Brooklyn DA Responds To Criticism From NYPD Over Treatment Of Some Gun Offenders

NEW YORK (CBSNewYork) -- The Brooklyn district attorney says he will iron out differences with the mayor and police commissioner over how to prosecute gun cases, but he will not cave to withering criticism from the NYPD about letting young offenders avoid jail.

Video released Tuesday shows a suspect with a gun firing at rival gang members from a rooftop, and another video shows a suspect firing from a doorway. They're just two of 21 alleged gang members indicted in a massive gun violence case by DA Eric Gonzalez.

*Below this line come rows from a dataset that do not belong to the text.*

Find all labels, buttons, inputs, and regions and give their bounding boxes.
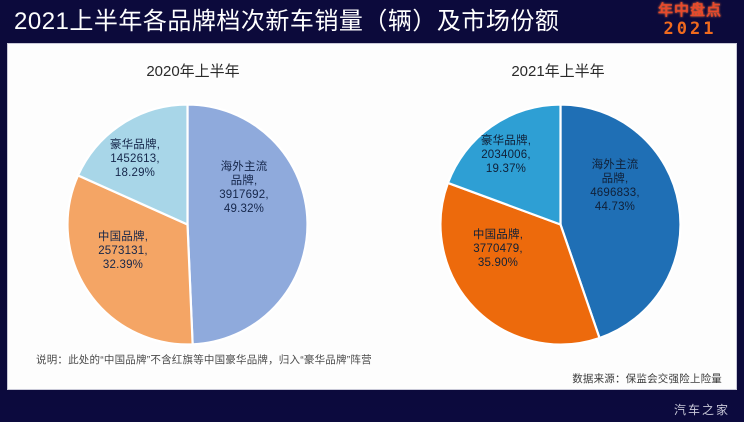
pie-label-overseas-2020-line1: 海外主流 [220,161,268,173]
pie-label-luxury-2020-line2: 1452613, [110,153,160,165]
pie-slice-china-2020 [66,173,194,346]
pie-label-luxury-2021-line1: 豪华品牌, [480,135,532,147]
pie-slice-overseas-2020 [186,103,309,346]
pie-label-overseas-2020-line2: 品牌, [230,175,258,187]
pie-label-china-2021-line3: 35.90% [477,257,519,269]
pie-label-china-2020-line3: 32.39% [102,259,144,271]
pie-label-overseas-2020: 海外主流 品牌, 3917692, 49.32% [193,160,295,216]
pie-label-luxury-2020-line3: 18.29% [114,167,156,179]
content-panel: 2020年上半年 2021年上半年 豪华品牌, 1452613, 18.29% … [8,44,736,389]
pie-label-overseas-2021-line4: 44.73% [594,201,636,213]
data-source-text: 数据来源：保监会交强险上险量 [572,373,722,385]
pie-slice-overseas-2021 [559,103,682,340]
pie-label-china-2021: 中国品牌, 3770479, 35.90% [446,228,550,270]
pie-label-luxury-2020: 豪华品牌, 1452613, 18.29% [83,138,187,180]
footnote-text: 说明：此处的“中国品牌”不含红旗等中国豪华品牌，归入“豪华品牌”阵营 [36,354,372,366]
pie-svg-2020 [66,103,309,346]
pie-label-china-2021-line1: 中国品牌, [472,229,524,241]
pie-label-china-2020-line2: 2573131, [98,245,148,257]
pie-slice-luxury-2020 [76,103,189,227]
left-chart-title: 2020年上半年 [146,63,240,80]
pie-label-overseas-2021-line1: 海外主流 [591,159,639,171]
pie-svg-2021 [439,103,682,346]
badge-top-label: 年中盘点 [657,2,722,19]
pie-label-luxury-2020-line1: 豪华品牌, [109,139,161,151]
pie-label-luxury-2021-line3: 19.37% [485,163,527,175]
pie-label-luxury-2021: 豪华品牌, 2034006, 19.37% [454,134,558,176]
badge-year-label: 2021 [663,19,717,39]
pie-label-china-2020-line1: 中国品牌, [97,231,149,243]
pie-label-overseas-2020-line4: 49.32% [223,203,265,215]
pie-label-overseas-2021-line2: 品牌, [601,173,629,185]
pie-label-overseas-2021-line3: 4696833, [590,187,640,199]
pie-label-china-2020: 中国品牌, 2573131, 32.39% [71,230,175,272]
pie-chart-2021: 豪华品牌, 2034006, 19.37% 海外主流 品牌, 4696833, … [438,102,683,347]
header-bar: 2021上半年各品牌档次新车销量（辆）及市场份额 年中盘点 2021 [0,0,744,44]
page-title: 2021上半年各品牌档次新车销量（辆）及市场份额 [14,8,560,35]
pie-label-overseas-2021: 海外主流 品牌, 4696833, 44.73% [564,158,666,214]
pie-label-luxury-2021-line2: 2034006, [481,149,531,161]
pie-slice-china-2021 [439,181,601,346]
campaign-badge: 年中盘点 2021 [644,2,736,42]
pie-chart-2020: 豪华品牌, 1452613, 18.29% 海外主流 品牌, 3917692, … [65,102,310,347]
pie-label-overseas-2020-line3: 3917692, [219,189,269,201]
watermark: 汽车之家 [673,403,730,417]
pie-label-china-2021-line2: 3770479, [473,243,523,255]
pie-slice-luxury-2021 [446,103,562,227]
right-chart-title: 2021年上半年 [511,63,605,80]
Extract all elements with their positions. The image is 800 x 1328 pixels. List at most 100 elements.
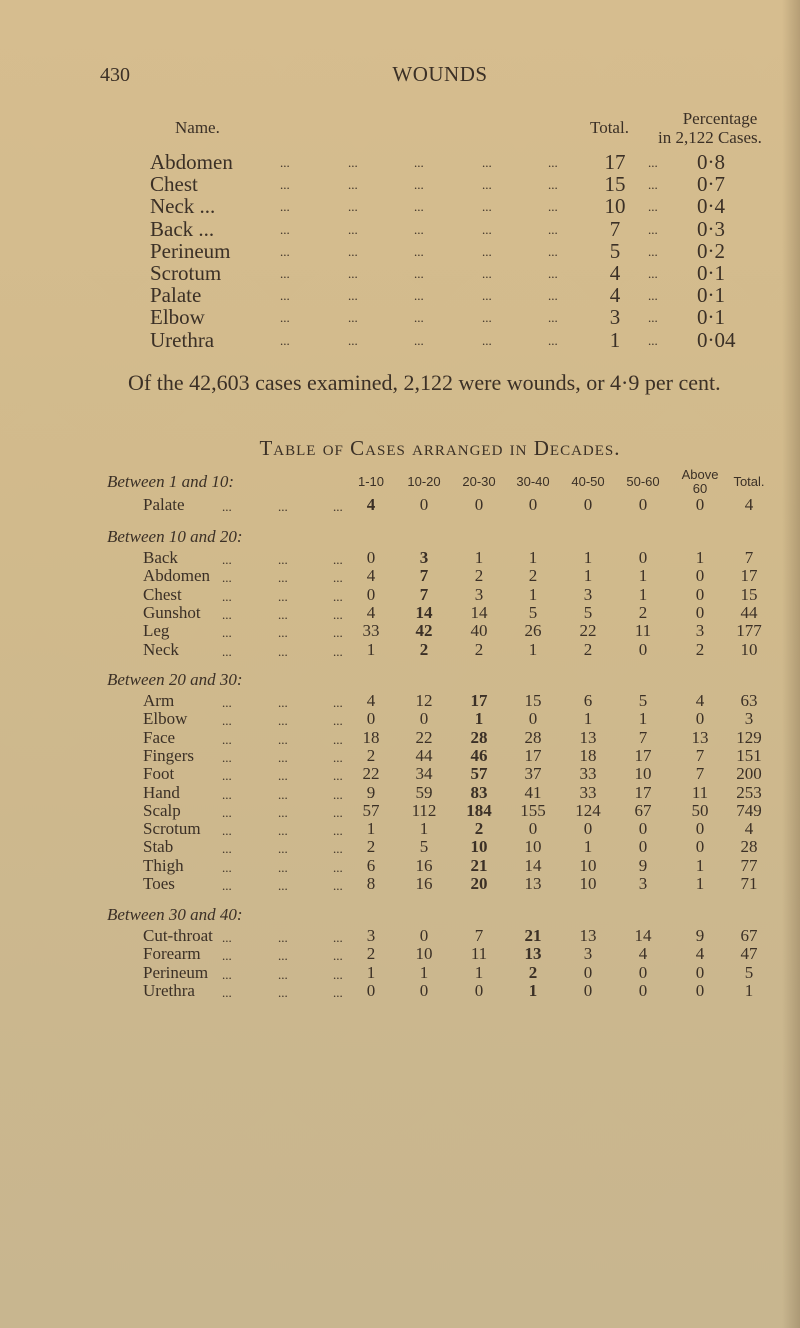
leader-dots: ... [278,552,288,567]
cell-value: 2 [695,639,705,659]
cell-value: 253 [736,782,762,802]
cell-value: 42 [415,621,433,641]
leader-dots: ... [333,499,343,514]
cell-value: 2 [638,602,648,622]
section-heading: Between 1 and 10: [107,472,234,491]
cell-value: 0 [638,819,648,839]
column-header: 1-10 [357,474,385,489]
cell-value: 9 [366,782,376,802]
cell-value: 0 [419,495,429,514]
cell-value: 0 [638,639,648,659]
leader-dots: ... [222,713,232,729]
cell-value: 1 [528,548,538,567]
cell-value: 28 [470,727,488,747]
leader-dots: ... [348,177,358,193]
row-total: 1 [609,327,621,352]
cell-value: 10 [470,837,488,857]
row-percentage: 0·8 [697,150,725,174]
cell-value: 7 [419,584,429,604]
cell-value: 7 [744,548,754,567]
cell-value: 4 [744,819,754,839]
leader-dots: ... [222,749,232,765]
leader-dots: ... [548,199,558,215]
cell-value: 1 [583,837,593,857]
leader-dots: ... [333,588,343,604]
leader-dots: ... [548,310,558,326]
cell-value: 9 [695,926,705,945]
leader-dots: ... [222,731,232,747]
leader-dots: ... [548,243,558,259]
cell-value: 2 [474,639,484,659]
leader-dots: ... [333,552,343,567]
cell-value: 151 [736,745,762,765]
section-heading: Between 20 and 30: [107,670,243,689]
row-name: Chest [150,172,198,197]
cell-value: 749 [736,800,762,820]
leader-dots: ... [648,332,658,348]
cell-value: 2 [528,962,538,982]
leader-dots: ... [482,266,492,281]
cell-value: 1 [638,709,648,729]
cell-value: 26 [524,621,542,641]
row-name: Back ... [150,216,215,241]
cell-value: 3 [583,944,593,964]
leader-dots: ... [414,155,424,170]
leader-dots: ... [280,266,290,281]
cell-value: 0 [695,495,705,514]
cell-value: 1 [583,548,593,567]
cell-value: 0 [366,584,376,604]
row-name: Face [143,727,176,747]
row-percentage: 0·1 [697,283,725,308]
cell-value: 129 [736,727,762,747]
cell-value: 3 [695,621,705,641]
leader-dots: ... [414,177,424,193]
leader-dots: ... [222,499,232,514]
cell-value: 4 [695,691,705,710]
leader-dots: ... [222,841,232,857]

They're also shots fired across the East River at Mayor Bill de Blasio and the NYPD, who just Monday tried to blame some of the city's shocking 27% rise in shootings last month on Gonzalez and his office policy of letting young gun offenders avoid jail with a diversion program.

Gonzalez said his program works to divert kids from the wrong path to the right one.

"Only 7 percent of those who graduate are convicted of a felony in the last three years," Gonzalez said.

"So will you continue the diversion programs that your office runs?" CBS2 political reporter Marcia Kramer asked.

"We have no intent to not do it," Gonzalez said.

RELATED STORY: Brooklyn DA Gonzalez Releases Shocking Video Of Gangland Terror In Handful Of Neighborhoods

The brouhaha over gun prosecutions was touched off by NYPD Chief of Department Terence Monahan, who blamed the increase in shooting incidents on district attorneys going easy on people arrested on gun charges.

"We're getting the guns off the street. We're upping gun arrests. What we need is that after that gun arrest is made that that person stays in jail," Monahan said at Monday's monthly crime statistics briefing.

"So what should be done?" Kramer asked.

"I believe that not as many people should be put -- I don't think that 30 percent of every gun arrest, where a cop puts his life on the line to take a gun off the street, off of somebody -- should have a case sealed," Monahan said.

Monahan singled out Gonzalez, saying in 30% of the 158 gun cases this year, the charges were dismissed or sealed because the defendants were going into so-called diversion programs.

"So was the criticism unfair?" Kramer asked.

"I think it's also important to make it clear that while we've had an uptick in Brooklyn North in the number of shootings, overall the number of homicides in Brooklyn are down again for the third consecutive year," Gonzalez said. "One of the things that we say here in Brooklyn is that we try to divert a very small subset of young people who we believe can be removed from gang life or be removed from violence, and make the community safer."

The district attorney told Kramer he would make his case to both the mayor and police commissioner. He also pointed out that in the case of gang violence, there would be leniency.